One of the reasons that software testing is challenging, both intellectually and practically, is that the information about the state of the system under test is partial. It’s part of the testing role to formulate a model (or, more usually, a cloud of overlapping, incomplete and contradictory models) that represent our best view of the system at any given time and we’ve developed a collection of monochrome boxes that reflect the idea that access to source code can help make sense of it. But even that doesn’t equate to an understanding of the model that the software has when it operates. For example:
- The tester may not follow the source code (completely).
- External libraries may implement a substantial part of the functionality but appear minimally in the source.
- Interactions with other layers, such as the operating system for file operations, will form part of the model without being part of the codebase.
- If the source code is compiled, it may be optimised in ways that contradict the tester’s understanding.
And the tester isn’t the only person without a clear idea of the system’s take on the world. Some end users would find value in understanding the software states and how they are transitioned. Even developers would welcome a way to see the bigger picture easily when they’re in code they don’t modify often.
An aside. A few weeks ago, during heavy rain, I heard a rapid and repetitive thudding on our flat kitchen roof. I assumed was a drip and when the rain had stopped I got up and had a look. There were two obvious candidates: a join in the guttering between us and next door and a TV aerial pointing slightly below the horizontal. The weather was dry but I know about soak testing, so I poured a bucket of water over the aerial and another into the guttering which prompted water droplets forming on the joint and falling in a rhythmic way.
I’m no guttering expert (although as a student I once got mistaken for a tramp; that’s a different kind of gutter) but I could see that a clip on a plastic band that applied pressure to the two pipes had cracked, opening up the seal. I squirted some sealant into the joint and forced the clip shut.
After cursing for a while, I drilled through the band and the guttering, put a bolt through the hole and tightened a nut onto it. Pouring more water in showed no leak so I put some grease on the nut and bolt to waterproof them for the future me revisting the cheap and cheerful repair and made myself a nice cup of tea.
And the point of this DIY yarn? While I was on the roof it occurred to me that my model of the system I was testing and working with was very close to being the system itself. I can touch or visualise the entire thing easily. Sure, there are levels beyond my comprehension – I don’t understand the chemical or physical properties of the materials used to manufacture the guttering, the nut and bolt or the clip but I have general experience of plastics, metals and so on that covers enough of that to give me what I need.
Even considering the wider systems in which this is a small component, I could initially see that there were multiple candidates for the source of the drip and latterly recognise that when it gets wet the bolt might rust which would make further maintenance more difficult.
That’s not to suggest that all software can be reduced to the complexity of a joint between two half-pipes or that all physical things can be analysed simply by looking and interacting – I wouldn’t have a chance with the engine in my car, for example.

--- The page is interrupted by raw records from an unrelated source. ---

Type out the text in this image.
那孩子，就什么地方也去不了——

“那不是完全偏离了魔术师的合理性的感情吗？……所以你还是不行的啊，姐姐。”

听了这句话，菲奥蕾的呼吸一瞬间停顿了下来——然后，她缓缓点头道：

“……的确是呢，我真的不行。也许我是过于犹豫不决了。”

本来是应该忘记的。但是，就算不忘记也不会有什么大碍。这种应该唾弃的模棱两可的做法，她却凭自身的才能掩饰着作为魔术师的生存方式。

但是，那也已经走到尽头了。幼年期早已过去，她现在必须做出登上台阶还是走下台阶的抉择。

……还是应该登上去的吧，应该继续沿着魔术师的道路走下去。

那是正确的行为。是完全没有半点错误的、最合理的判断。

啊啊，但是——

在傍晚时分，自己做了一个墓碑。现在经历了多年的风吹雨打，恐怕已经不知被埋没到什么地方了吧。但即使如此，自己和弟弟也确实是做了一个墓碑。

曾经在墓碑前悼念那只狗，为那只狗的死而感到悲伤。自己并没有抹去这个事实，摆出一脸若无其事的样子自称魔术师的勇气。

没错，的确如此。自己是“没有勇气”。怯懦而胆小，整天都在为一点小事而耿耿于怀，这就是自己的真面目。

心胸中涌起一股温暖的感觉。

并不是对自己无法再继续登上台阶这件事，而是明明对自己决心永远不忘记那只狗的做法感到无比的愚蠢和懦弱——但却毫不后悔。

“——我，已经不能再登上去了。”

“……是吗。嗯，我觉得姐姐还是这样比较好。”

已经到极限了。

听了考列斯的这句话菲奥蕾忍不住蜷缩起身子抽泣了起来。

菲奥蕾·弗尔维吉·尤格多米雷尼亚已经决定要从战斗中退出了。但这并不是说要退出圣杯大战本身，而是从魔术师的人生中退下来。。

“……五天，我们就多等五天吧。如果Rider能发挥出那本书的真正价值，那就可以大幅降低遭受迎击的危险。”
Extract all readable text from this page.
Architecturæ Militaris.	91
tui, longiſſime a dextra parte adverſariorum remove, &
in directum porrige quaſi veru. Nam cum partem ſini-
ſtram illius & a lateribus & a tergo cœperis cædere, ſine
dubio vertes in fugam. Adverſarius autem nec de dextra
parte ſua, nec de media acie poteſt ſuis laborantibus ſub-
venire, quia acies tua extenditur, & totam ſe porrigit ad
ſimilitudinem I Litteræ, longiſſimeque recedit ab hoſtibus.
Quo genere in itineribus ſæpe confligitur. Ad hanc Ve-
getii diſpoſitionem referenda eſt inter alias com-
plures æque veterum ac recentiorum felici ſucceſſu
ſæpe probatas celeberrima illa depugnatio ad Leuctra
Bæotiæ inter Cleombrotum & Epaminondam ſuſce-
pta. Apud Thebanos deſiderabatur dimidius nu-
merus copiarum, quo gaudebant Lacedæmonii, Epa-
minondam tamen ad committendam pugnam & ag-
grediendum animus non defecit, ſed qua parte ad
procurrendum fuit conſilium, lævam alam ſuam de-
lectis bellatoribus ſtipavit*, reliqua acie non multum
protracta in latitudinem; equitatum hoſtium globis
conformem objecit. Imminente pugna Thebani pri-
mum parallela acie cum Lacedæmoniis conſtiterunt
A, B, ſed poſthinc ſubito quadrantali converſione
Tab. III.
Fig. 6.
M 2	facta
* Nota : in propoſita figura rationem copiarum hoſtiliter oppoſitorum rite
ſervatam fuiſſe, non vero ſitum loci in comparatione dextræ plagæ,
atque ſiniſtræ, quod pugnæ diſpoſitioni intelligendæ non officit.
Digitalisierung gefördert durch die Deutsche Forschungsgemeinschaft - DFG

But, it is the case that the more of the underlying thing that can be inspected, the less effort is required to create the initial models and the more time can be spent on refining and testing them.
So I’m going to be giving myself some time to think what we can do to make the model the software I’m testing has of its state – or, more realistically, the sub-models it has of the bits of state of interest at any given time – more available and useful to the testers and other users.
For the record, I noted down my initial thoughts while I was writing this:
- when reporting derived metrics the raw data should be available too,
- logging should be as complete as possible or (to some sensible level) complete logging should be available,
- log time stamps from different components should be in step,
- error and warning messages should be precise, clear and informative,
- similar operations on the model should be similar operations in the view,
- similar structures (semantically and/or physically) should have similar realisations in the product,
- naming conventions should be consistent and transparent from the UI through the variables in the code to the model itself,
- any extra reporting must be trustworthy, and the trust should be economic to establish, or else we’ll have an additional test burden.
These seem to be concerned with consistency and testability. Where else should I be looking?